No. Utah’s operating-agreement statute, § 48-3a-112, governs internal LLC affairs and expressly prohibits the operating agreement from varying any statutory requirement pertaining to registered agents. The official agent designation is the one filed with the Division, and changing the agent requires a filing—not an amendment to the operating agreement. An LLC may reference its agent in the operating agreement for internal convenience, but that reference has no legal effect on the public record.
Can I change my LLC’s registered agent online?
Yes. The Division of Corporations and Commercial Code accepts agent-change filings through the Business Registration System. The filer logs in with a UtahID, selects “File On An Existing Business,” locates the LLC, chooses the change filing type, and enters the new agent’s information. The processing fee is $17, and the change takes effect immediately upon filing. The same system also accepts uploaded paper forms for filers who prefer to complete a PDF offline.
Does a Professional LLC (PLLC) have different registered agent requirements?
No. A domestic professional limited liability company follows exactly the same registered-agent rules as a standard domestic LLC. The professional designation affects who may own and manage the entity—only licensed professionals in the relevant field—but the agent eligibility, address requirements, appointment procedure, and change process are identical. The PLLC files its Certificate of Organization under § 48-3a-201 with additional professional-services information required by § 48-3a-1103, and the filing fee is the same $59.
Can the same individual or service act as registered agent for multiple Utah LLCs?
Yes. Neither the Utah Revised Uniform Limited Liability Company Act nor the Model Registered Agents Act limits the number of entities a single agent may represent. An individual serving as a noncommercial agent may be named on multiple LLC filings. A commercial registered agent, by definition, is in the business of serving multiple entities and files a single Commercial Registered Agent Listing Statement with the Division for $52. When a commercial agent updates its address, the change automatically applies to every entity it represents—no entity-by-entity filing is needed.

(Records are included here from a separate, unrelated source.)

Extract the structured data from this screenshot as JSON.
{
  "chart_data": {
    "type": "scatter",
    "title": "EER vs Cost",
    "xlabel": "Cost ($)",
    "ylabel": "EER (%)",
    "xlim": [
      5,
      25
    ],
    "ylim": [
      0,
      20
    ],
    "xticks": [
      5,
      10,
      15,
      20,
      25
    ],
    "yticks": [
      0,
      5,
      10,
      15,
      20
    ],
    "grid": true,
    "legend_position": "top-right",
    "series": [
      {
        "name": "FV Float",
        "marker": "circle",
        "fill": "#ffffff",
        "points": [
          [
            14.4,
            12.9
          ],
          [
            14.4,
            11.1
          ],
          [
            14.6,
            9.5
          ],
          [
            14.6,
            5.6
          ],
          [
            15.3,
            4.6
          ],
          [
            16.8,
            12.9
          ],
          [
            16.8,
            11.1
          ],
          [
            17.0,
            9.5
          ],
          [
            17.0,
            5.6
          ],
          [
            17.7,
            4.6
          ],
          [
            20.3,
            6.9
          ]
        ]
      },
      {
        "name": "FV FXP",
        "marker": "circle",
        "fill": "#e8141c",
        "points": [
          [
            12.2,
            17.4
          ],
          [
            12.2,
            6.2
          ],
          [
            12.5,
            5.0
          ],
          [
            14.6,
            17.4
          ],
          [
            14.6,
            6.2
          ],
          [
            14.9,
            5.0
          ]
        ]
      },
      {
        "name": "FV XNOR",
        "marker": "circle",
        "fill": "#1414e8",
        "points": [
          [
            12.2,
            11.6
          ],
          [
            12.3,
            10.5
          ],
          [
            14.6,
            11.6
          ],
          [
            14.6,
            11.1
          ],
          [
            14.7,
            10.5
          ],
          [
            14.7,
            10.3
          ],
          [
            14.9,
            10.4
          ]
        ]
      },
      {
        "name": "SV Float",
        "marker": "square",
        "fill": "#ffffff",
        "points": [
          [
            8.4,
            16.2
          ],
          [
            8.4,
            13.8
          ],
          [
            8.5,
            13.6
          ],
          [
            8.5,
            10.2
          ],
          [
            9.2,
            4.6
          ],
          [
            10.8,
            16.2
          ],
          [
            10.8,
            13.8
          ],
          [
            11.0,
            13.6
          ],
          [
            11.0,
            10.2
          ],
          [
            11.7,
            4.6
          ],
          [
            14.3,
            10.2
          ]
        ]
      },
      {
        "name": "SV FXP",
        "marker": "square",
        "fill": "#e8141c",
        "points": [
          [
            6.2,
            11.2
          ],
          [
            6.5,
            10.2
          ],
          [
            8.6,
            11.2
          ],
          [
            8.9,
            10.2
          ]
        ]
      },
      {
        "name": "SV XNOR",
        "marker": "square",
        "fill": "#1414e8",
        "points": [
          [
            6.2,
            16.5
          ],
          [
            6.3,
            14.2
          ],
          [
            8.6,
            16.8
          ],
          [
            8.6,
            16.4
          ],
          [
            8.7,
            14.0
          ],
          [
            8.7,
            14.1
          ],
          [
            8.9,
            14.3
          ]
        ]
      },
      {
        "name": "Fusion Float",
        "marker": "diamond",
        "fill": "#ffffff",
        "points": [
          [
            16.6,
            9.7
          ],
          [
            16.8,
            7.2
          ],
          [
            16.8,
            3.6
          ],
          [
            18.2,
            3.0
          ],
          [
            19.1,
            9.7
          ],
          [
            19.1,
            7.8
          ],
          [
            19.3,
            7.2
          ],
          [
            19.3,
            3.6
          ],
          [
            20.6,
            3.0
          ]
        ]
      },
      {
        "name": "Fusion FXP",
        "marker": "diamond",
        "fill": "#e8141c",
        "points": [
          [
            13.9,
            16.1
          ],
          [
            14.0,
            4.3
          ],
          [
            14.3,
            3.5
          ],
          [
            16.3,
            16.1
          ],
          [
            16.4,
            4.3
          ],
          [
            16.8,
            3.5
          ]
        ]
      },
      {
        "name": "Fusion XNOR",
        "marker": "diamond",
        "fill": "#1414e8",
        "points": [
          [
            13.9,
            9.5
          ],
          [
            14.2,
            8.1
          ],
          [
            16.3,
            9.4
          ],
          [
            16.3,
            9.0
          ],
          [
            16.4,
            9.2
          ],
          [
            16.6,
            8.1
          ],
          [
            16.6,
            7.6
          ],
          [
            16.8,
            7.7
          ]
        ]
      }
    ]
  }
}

What happens if my LLC’s registered agent moves out of Utah?
The agent ceases to satisfy the address requirement of § 16-17-202 the moment it no longer maintains a physical street address or rural route box in Utah. The LLC must promptly appoint a new qualified agent by filing a statement of change with the Division. The processing fee is $17, and the change takes effect upon filing. If the LLC fails to act within 60 consecutive days, the Division may begin administrative dissolution proceedings for a domestic LLC under § 48-3a-708 or termination proceedings for a foreign LLC under § 48-3a-910. During any gap in agent coverage, the LLC also becomes vulnerable to fallback service of process on its governors by certified mail.